A livello internazionale, ma soprattutto negli Stati Uniti, si osserva il fenomeno della cosiddetta “grande dimissione”. Giovani che di fronte ad una società troppo competitiva a condizioni di lavoro estremamente precarie, decidono di rinunciare ad ogni occupazione. Chiaramente si tratta di giovani post-adolescenziali, spesso dai 25 ai 35 anni. Il disagio nei minorenni è forse un’altra versione di un simile rifiuto di una società fredda e troppo competitiva?

Assolutamente, sono d’accordo. Gli adolescenti hanno però un vantaggio: rispetto ai giovani adulti, i minorenni sono ancora inseriti in una rete sociale, nella quale i genitori, gli insegnanti hanno la responsabilità di garantire loro un’assistenza adeguata e se necessario attivare un aiuto professionale mirato.

 

Cosa si può fare a livello preventivo e terapeutico per affrontare questa realtà preoccupante?
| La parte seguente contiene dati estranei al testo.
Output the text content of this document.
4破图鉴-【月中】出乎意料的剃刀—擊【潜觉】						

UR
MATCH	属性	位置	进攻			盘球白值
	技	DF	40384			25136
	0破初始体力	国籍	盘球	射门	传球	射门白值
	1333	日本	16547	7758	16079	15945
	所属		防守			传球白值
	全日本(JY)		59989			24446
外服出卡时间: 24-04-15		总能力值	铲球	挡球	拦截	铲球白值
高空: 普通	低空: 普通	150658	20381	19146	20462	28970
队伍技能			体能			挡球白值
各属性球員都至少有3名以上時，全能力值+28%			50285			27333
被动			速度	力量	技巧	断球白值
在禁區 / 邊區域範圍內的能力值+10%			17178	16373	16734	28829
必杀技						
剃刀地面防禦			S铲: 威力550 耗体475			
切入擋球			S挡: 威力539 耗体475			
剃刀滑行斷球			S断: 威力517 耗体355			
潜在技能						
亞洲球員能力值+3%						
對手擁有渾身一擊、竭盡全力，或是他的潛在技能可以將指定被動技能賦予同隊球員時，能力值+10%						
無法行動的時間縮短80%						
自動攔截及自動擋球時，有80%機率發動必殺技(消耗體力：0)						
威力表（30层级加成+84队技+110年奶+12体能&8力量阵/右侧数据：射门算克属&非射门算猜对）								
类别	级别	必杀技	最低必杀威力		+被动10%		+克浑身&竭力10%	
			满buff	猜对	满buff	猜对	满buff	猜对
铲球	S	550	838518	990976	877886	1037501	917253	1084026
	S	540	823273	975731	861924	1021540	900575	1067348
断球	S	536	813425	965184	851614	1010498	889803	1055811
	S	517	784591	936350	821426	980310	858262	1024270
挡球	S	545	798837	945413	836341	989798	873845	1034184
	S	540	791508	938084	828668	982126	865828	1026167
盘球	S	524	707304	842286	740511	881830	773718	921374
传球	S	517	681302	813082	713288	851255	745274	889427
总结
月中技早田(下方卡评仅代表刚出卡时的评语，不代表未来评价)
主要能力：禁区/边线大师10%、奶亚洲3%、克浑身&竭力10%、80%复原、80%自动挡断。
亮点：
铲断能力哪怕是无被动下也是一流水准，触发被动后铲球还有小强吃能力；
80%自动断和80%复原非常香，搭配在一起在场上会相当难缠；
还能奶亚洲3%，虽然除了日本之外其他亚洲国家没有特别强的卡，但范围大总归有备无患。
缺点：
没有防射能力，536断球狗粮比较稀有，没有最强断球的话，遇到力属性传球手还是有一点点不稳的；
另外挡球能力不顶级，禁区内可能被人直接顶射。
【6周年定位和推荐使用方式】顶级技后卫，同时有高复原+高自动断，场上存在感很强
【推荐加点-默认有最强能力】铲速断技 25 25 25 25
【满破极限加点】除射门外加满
Prima di tutto sostenere il messaggio che il tema della salute mentale è parte integrante della nostra vita. Quindi parlare apertamente, senza tabu. Poi anche qui prevenire è più utile che guarire/curare.

 

All’interno della famiglia fondamentale è il messaggio dei genitori: per te ci sono, sono interessato a te, quello che fai mi importa, ho voglia di passare del tempo con te. I giovani devono sentire che i genitori non scappano quando la situazione diventa difficile. Anche se i giovani si comportano esteriormente come se non avessero bisogno dei genitori, questi rimangono le persone di riferimento più importanti.

 

La scuola ha poi un ruolo molto importante: è il luogo dove i giovani stanno la più parte del tempo; quindi, creare spazi di sensibilizzazione a temi inerenti alla salute mentale è sicuramente un buon approccio. Gli insegnati stessi devono venire sensibilizzati a proposito: riuscire ad individuare i primi segni di malessere, essere in grado di affrontare i problemi già nella fase iniziale in maniere corretta, fare i giusti interventi, può a volte interrompere la spirale negativa in cui si trova un ragazzo, una ragazza. A questo proposito la partecipazione ad un programma di primo soccorso della salute psichica per non professionisti, ENSA, può essere di enorme aiuto.

 

Quando però tutto questo non è sufficiente è importante fare capo a professionisti del campo. E qui, proprio quando potrebbe andarne di mezzo la vita è molto importante poter offrire un aiuto rapido. E questo è il mio appello anche alla politica e alle autorità competenti. Investire in questo campo è assolutamente sensato e lungimirante.